In 1982 he joined the Research Laboratories of Siemens AG in Munich, Germany, where he was involved in the development of CMOS fabrication technologies, integrated static memories, RISC processors and broadband telecommunication circuits. From 1990 he led a research group on MOS-technology-based power-semiconductor devices, which included power-device design, modeling and power modules for packaging. In 1995 he joined the Siemens Semiconductor Group as Manager of the Department for Product Analysis and Improvement in the Chip Card IC Division.
Since 1996 he is with Hiroshima University, Higashi-Hiroshima, Japan, where he is presently a Professor at the Research Institute for Nanodevice and Bio Systems, and also the Graduate School of Advanced Sciences of Matter. In addition he serves as the Director of the HiSIM Research Center and as a member of Hiroshima University’s structural and educational reform committee.
Prof. Mattausch has published about 300 papers in refereed journals and conference proceedings.

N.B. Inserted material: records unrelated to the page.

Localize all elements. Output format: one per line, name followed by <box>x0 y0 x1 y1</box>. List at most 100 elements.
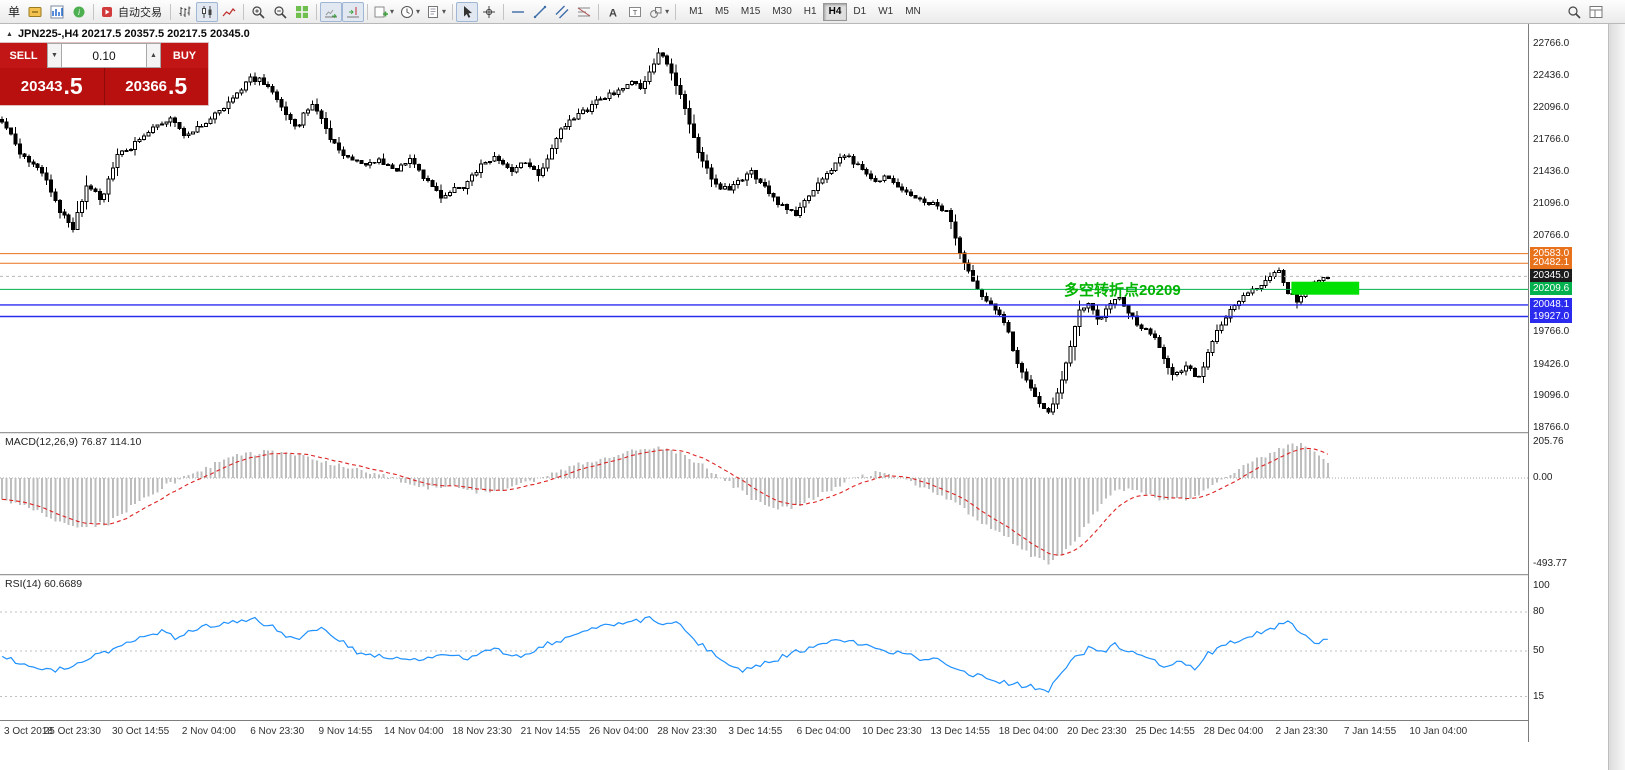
text-label-icon[interactable]: T <box>624 2 646 22</box>
dropdown-arrow-icon[interactable]: ▾ <box>665 7 670 16</box>
zin-glyph <box>252 5 265 19</box>
time-axis-label: 18 Nov 23:30 <box>452 726 512 737</box>
navigator-icon[interactable]: i <box>68 2 90 22</box>
market-watch-icon[interactable] <box>46 2 68 22</box>
horizontal-line-icon[interactable] <box>507 2 529 22</box>
candlestick-chart[interactable] <box>0 24 1528 432</box>
templates-icon[interactable]: ▾ <box>423 2 449 22</box>
toolbar-separator <box>675 3 677 20</box>
order-glyph <box>28 6 42 17</box>
time-axis-label: 6 Dec 04:00 <box>796 726 851 737</box>
price-level-badge: 20482.1 <box>1530 256 1573 270</box>
buy-price-frac: .5 <box>168 73 188 99</box>
one-click-toggle-icon[interactable]: ▲ <box>6 30 13 38</box>
chan-glyph <box>555 5 569 18</box>
time-axis-label: 10 Jan 04:00 <box>1409 726 1468 737</box>
toolbar-separator <box>367 3 369 20</box>
trendline-icon[interactable] <box>529 2 551 22</box>
svg-text:T: T <box>633 7 638 16</box>
bar-chart-icon[interactable] <box>174 2 196 22</box>
panel-separator[interactable] <box>0 574 1607 576</box>
panel-separator[interactable] <box>0 432 1607 434</box>
zoom-out-icon[interactable] <box>269 2 291 22</box>
macd-title: MACD(12,26,9) 76.87 114.10 <box>5 436 142 448</box>
time-axis-label: 21 Nov 14:55 <box>520 726 581 737</box>
clock-glyph <box>401 5 414 18</box>
fibonacci-icon[interactable] <box>573 2 595 22</box>
price-axis-label: 21436.0 <box>1533 165 1570 177</box>
search-icon[interactable] <box>1563 2 1585 22</box>
chart-title-text: JPN225-,H4 20217.5 20357.5 20217.5 20345… <box>17 28 250 40</box>
timeframe-m15[interactable]: M15 <box>740 6 761 17</box>
buy-button[interactable]: BUY <box>161 43 208 68</box>
macd-panel: MACD(12,26,9) 76.87 114.10 <box>0 434 1528 574</box>
profiles-icon[interactable]: ▾ <box>397 2 423 22</box>
bull-candle-bodies <box>75 52 1326 413</box>
sell-price-button[interactable]: 20343 .5 <box>0 68 104 105</box>
vertical-scrollbar[interactable] <box>1608 24 1625 770</box>
bear-candle-bodies <box>0 52 1330 413</box>
volume-input[interactable]: 0.10 <box>62 43 146 68</box>
macd-scale-label: 0.00 <box>1533 472 1553 483</box>
cross-glyph <box>483 5 496 18</box>
newchart-glyph <box>374 6 389 17</box>
timeframe-m5[interactable]: M5 <box>714 6 729 17</box>
buy-price-button[interactable]: 20366 .5 <box>104 68 208 105</box>
timeframe-h1[interactable]: H1 <box>803 6 817 17</box>
price-axis-label: 19766.0 <box>1533 326 1570 337</box>
macd-signal-line <box>2 447 1329 556</box>
volume-down-button[interactable]: ▼ <box>47 43 62 68</box>
sell-button[interactable]: SELL <box>0 43 47 68</box>
new-chart-icon[interactable]: ▾ <box>371 2 397 22</box>
textA-glyph: A <box>609 7 617 19</box>
highlight-rectangle[interactable] <box>1291 281 1360 295</box>
timeframe-d1[interactable]: D1 <box>853 6 867 17</box>
layout-glyph <box>1589 5 1603 18</box>
candles-glyph <box>202 5 212 18</box>
rsi-chart <box>0 611 1528 697</box>
new-order-icon[interactable] <box>24 2 46 22</box>
cursor-glyph <box>464 5 473 18</box>
timeframe-w1[interactable]: W1 <box>878 6 894 17</box>
autotrade-button[interactable]: 自动交易 <box>97 2 167 22</box>
current-price-badge: 20345.0 <box>1530 269 1573 283</box>
timeframe-mn[interactable]: MN <box>905 6 921 17</box>
label-glyph: T <box>629 6 642 17</box>
rsi-scale-label: 80 <box>1533 606 1545 617</box>
timeframe-h4[interactable]: H4 <box>822 2 848 21</box>
volume-up-button[interactable]: ▲ <box>146 43 161 68</box>
cursor-icon[interactable] <box>456 1 479 22</box>
toolbar-separator <box>93 3 95 20</box>
zout-glyph <box>274 5 287 19</box>
chart-shift-icon[interactable] <box>342 1 365 22</box>
dropdown-arrow-icon[interactable]: ▾ <box>390 7 395 16</box>
sell-price-main: 20343 <box>20 78 63 95</box>
price-axis-label: 21766.0 <box>1533 134 1570 145</box>
svg-text:i: i <box>78 8 80 17</box>
window-layout-icon[interactable] <box>1585 2 1607 22</box>
price-axis[interactable]: 22766.0 22436.0 22096.0 21766.0 21436.0 21096… <box>1528 24 1608 742</box>
auto-scroll-icon[interactable] <box>320 1 343 22</box>
dropdown-arrow-icon[interactable]: ▾ <box>416 7 421 16</box>
candlestick-chart-icon[interactable] <box>196 1 219 22</box>
channel-icon[interactable] <box>551 2 573 22</box>
zoom-in-icon[interactable] <box>247 2 269 22</box>
crosshair-icon[interactable] <box>478 2 500 22</box>
timeframe-m1[interactable]: M1 <box>689 6 703 17</box>
menu-character[interactable]: 单 <box>8 5 21 19</box>
text-icon[interactable]: A <box>602 2 624 22</box>
time-axis[interactable]: 3 Oct 2018 25 Oct 23:30 30 Oct 14:55 2 Nov … <box>0 720 1608 744</box>
rsi-scale-label: 15 <box>1533 690 1545 702</box>
time-axis-label: 13 Dec 14:55 <box>930 726 990 737</box>
price-axis-label: 19096.0 <box>1533 390 1570 402</box>
tile-windows-icon[interactable] <box>291 2 313 22</box>
toolbar-separator <box>452 3 454 20</box>
dropdown-arrow-icon[interactable]: ▾ <box>442 7 447 16</box>
timeframe-m30[interactable]: M30 <box>772 6 792 17</box>
chart-area[interactable]: ▲ JPN225-,H4 20217.5 20357.5 20217.5 203… <box>0 24 1528 432</box>
auto-glyph <box>102 6 113 17</box>
line-chart-icon[interactable] <box>218 2 240 22</box>
arrows-icon[interactable]: ▾ <box>646 2 672 22</box>
toolbar-right <box>1563 2 1607 22</box>
trade-panel-top-row: SELL ▼ 0.10 ▲ BUY <box>0 43 208 68</box>
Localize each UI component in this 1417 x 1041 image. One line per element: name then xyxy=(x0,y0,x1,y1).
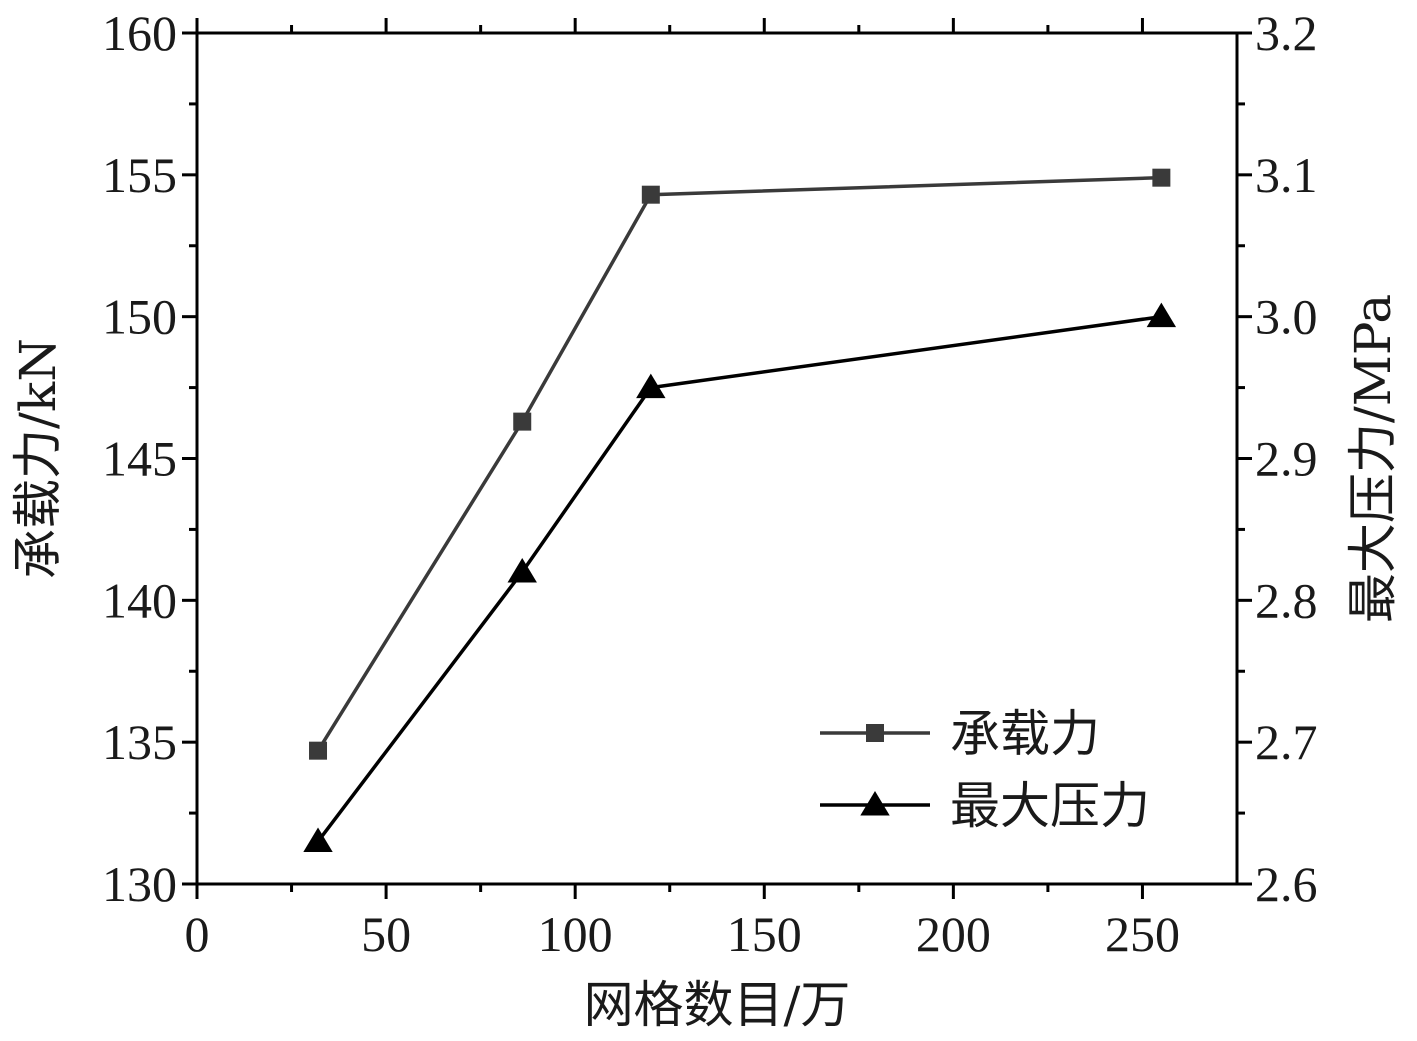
legend: 承载力 最大压力 xyxy=(820,705,1150,835)
data-point-triangle xyxy=(1146,302,1177,328)
y2-tick-label: 3.2 xyxy=(1255,5,1318,61)
x-tick-label: 150 xyxy=(727,906,802,962)
y-tick-label: 135 xyxy=(102,714,177,770)
y-tick-label: 130 xyxy=(102,856,177,912)
data-point-square xyxy=(641,185,660,204)
data-point-square xyxy=(309,741,328,760)
y-tick-label: 160 xyxy=(102,5,177,61)
data-point-square xyxy=(1152,168,1171,187)
series-line-0 xyxy=(316,175,1162,752)
y-tick-label: 140 xyxy=(102,572,177,628)
y-tick-label: 155 xyxy=(102,147,177,203)
legend-label-max-pressure: 最大压力 xyxy=(950,777,1150,835)
legend-label-load-capacity: 承载力 xyxy=(950,705,1100,763)
y2-tick-label: 3.1 xyxy=(1255,147,1318,203)
y2-axis-title: 最大压力/MPa xyxy=(1344,294,1402,623)
y2-tick-label: 2.6 xyxy=(1255,856,1318,912)
x-tick-label: 100 xyxy=(538,906,613,962)
plot-frame xyxy=(195,31,1239,886)
y2-tick-label: 2.7 xyxy=(1255,714,1318,770)
legend-marker-square xyxy=(866,724,884,742)
y-axis-title: 承载力/kN xyxy=(9,338,67,579)
legend-marker-triangle xyxy=(860,791,890,816)
x-tick-label: 200 xyxy=(916,906,991,962)
data-point-square xyxy=(513,412,532,431)
x-tick-label: 50 xyxy=(361,906,411,962)
y2-tick-label: 2.8 xyxy=(1255,572,1318,628)
data-point-triangle xyxy=(636,373,666,399)
y2-tick-label: 2.9 xyxy=(1255,431,1318,487)
y-tick-label: 145 xyxy=(102,431,177,487)
data-point-triangle xyxy=(303,827,333,852)
x-tick-label: 0 xyxy=(185,906,210,962)
data-point-triangle xyxy=(507,557,537,583)
x-axis-title: 网格数目/万 xyxy=(584,976,851,1034)
series-layer xyxy=(303,168,1177,852)
y-tick-label: 150 xyxy=(102,289,177,345)
y2-tick-label: 3.0 xyxy=(1255,289,1318,345)
x-tick-label: 250 xyxy=(1105,906,1180,962)
ticks-layer: 0 50 100 150 200 250 130 135 140 145 150 155 160 2.6 2… xyxy=(102,5,1318,962)
series-line-1 xyxy=(316,314,1162,843)
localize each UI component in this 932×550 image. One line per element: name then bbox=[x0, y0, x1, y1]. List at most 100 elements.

He is also the coauthor of a book on advanced surface-potential methods for compact MOSFET modeling and a book chapter on high-voltage MOSFET models for circuit simulation.
His main present research interests are in the fields of associative memories with fully-parallel nearest-distance search capabilities, architectures and VLSI implementation of practical systems with learning and recognition capabilities for mobile applications, nano-electronics applications in general, and compact modeling of integrated devices for circuit simulation. He is leading a number of research projects and industrial consortia for research-result applications in these research areas.
Prof. Mattausch is serving as TPC member of the European Solid-State Circuits Conference and the International Workshop on Compact Modeling. He is a senior member of IEEE and a member of IEICE.